Mesmo abraçando a idéia hegeliana, como era interpretada pelos jovens hegelianos de
esquerda, inserindo-se no contexto do pensamento idealista de oposição, Marx não iniciou sua
trajetória sem contudo estabelecer sua própria crítica aos aspectos que via como lacunas no
pensamento de Hegel. Esta crítica direcionava seu enfoque ao esfacelamento da escola
hegeliana entre direita e esquerda (aquela privilegiando a dimensão espiritualista do sistema e
esta privilegiando a dimensão materialista do sistema).

1
GRAMSCI, Antônio. Concepção dialética da história, 1986, p. 106.
2
GRAMSCI, Antônio. Concepção dialética da história, 1986, p. 107.
Hegel dialetizou os dois momentos básicos da formação da consciência social: o
materialismo e o espiritualismo, onde o materialismo estava associado ao florescimento da
cultura popular e as transições revolucionárias da história.
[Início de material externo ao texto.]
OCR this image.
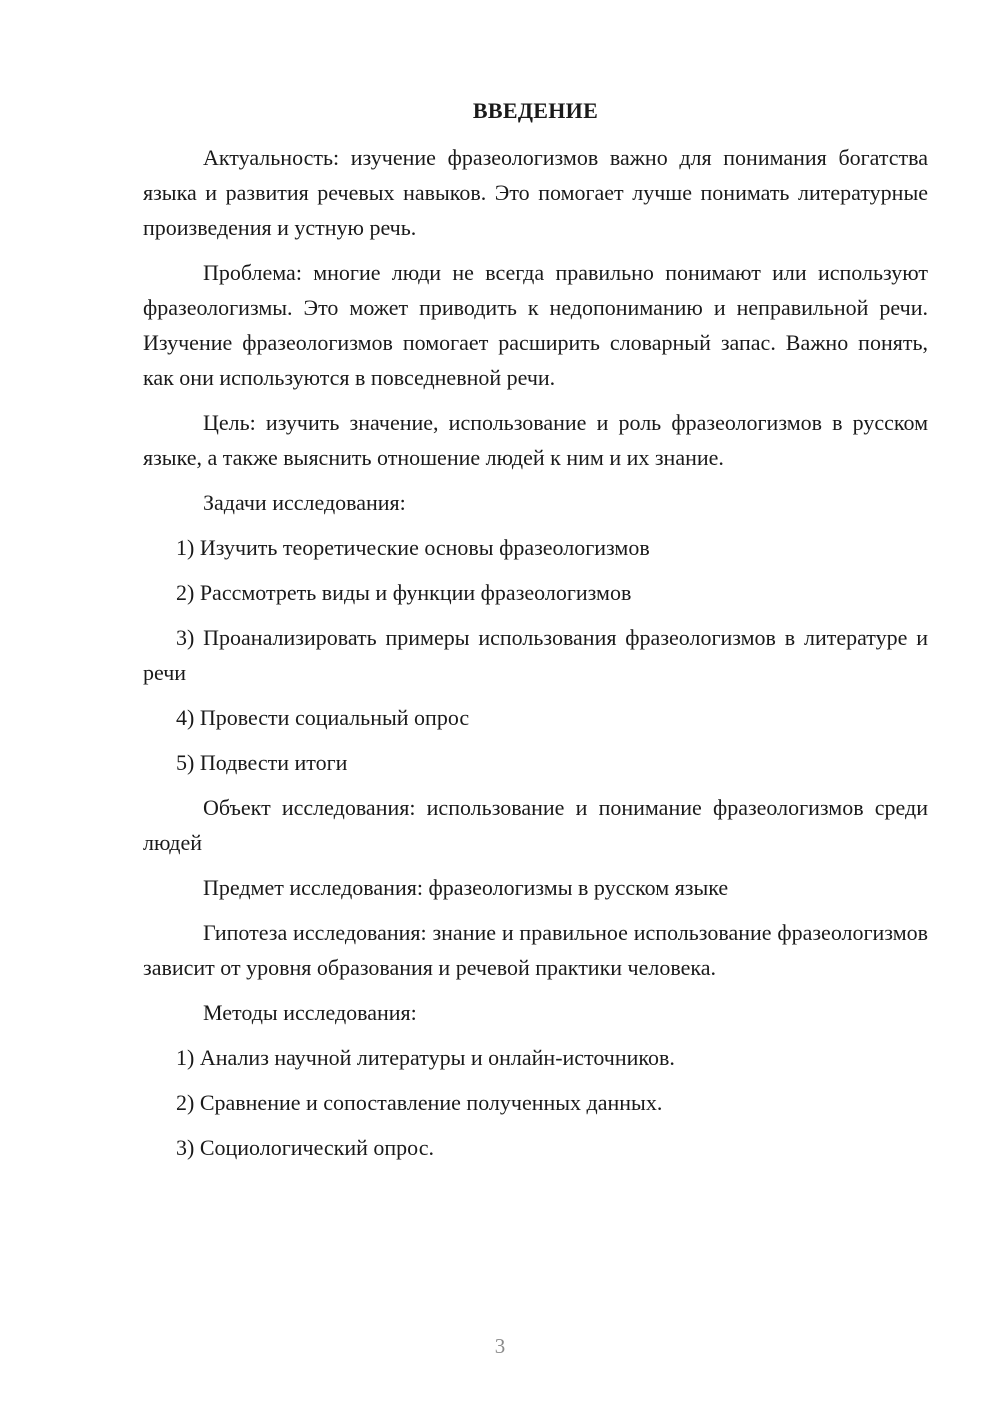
ВВЕДЕНИЕ

Актуальность: изучение фразеологизмов важно для понимания богатства языка и развития речевых навыков. Это помогает лучше понимать литературные произведения и устную речь.

Проблема: многие люди не всегда правильно понимают или используют фразеологизмы. Это может приводить к недопониманию и неправильной речи. Изучение фразеологизмов помогает расширить словарный запас. Важно понять, как они используются в повседневной речи.

Цель: изучить значение, использование и роль фразеологизмов в русском языке, а также выяснить отношение людей к ним и их знание.

Задачи исследования:

1) Изучить теоретические основы фразеологизмов

2) Рассмотреть виды и функции фразеологизмов

3) Проанализировать примеры использования фразеологизмов в литературе и речи

4) Провести социальный опрос

5) Подвести итоги

Объект исследования: использование и понимание фразеологизмов среди людей

Предмет исследования: фразеологизмы в русском языке

Гипотеза исследования: знание и правильное использование фразеологизмов зависит от уровня образования и речевой практики человека.

Методы исследования:

1) Анализ научной литературы и онлайн-источников.

2) Сравнение и сопоставление полученных данных.

3) Социологический опрос.

3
Já o espiritualismo apresentava-se
como discurso das classes tradicionais acerca do direito, da moral, da filosofia, do Estado e da
religião. No entanto a síntese elaborada por Hegel acerca da relação entre o materialismo e o
espiritualismo foi a de “um homem que anda sobre a cabeça”.
Para Marx, a unidade dialética e a possibilidade de realização da totalidade exigia uma
reformulação diferenciada da preeminência que Hegel atribuía às idéias e do radicalismo dos
discípulos de Hegel quer de direita quer de esquerda. Tal reformulação culminou com a síntese
do “ homem que caminha sobre as pernas”. Noutros termos, Marx defendia uma imanência
realista ao invés de uma imanência idealista anunciada pela dialética hegeliana.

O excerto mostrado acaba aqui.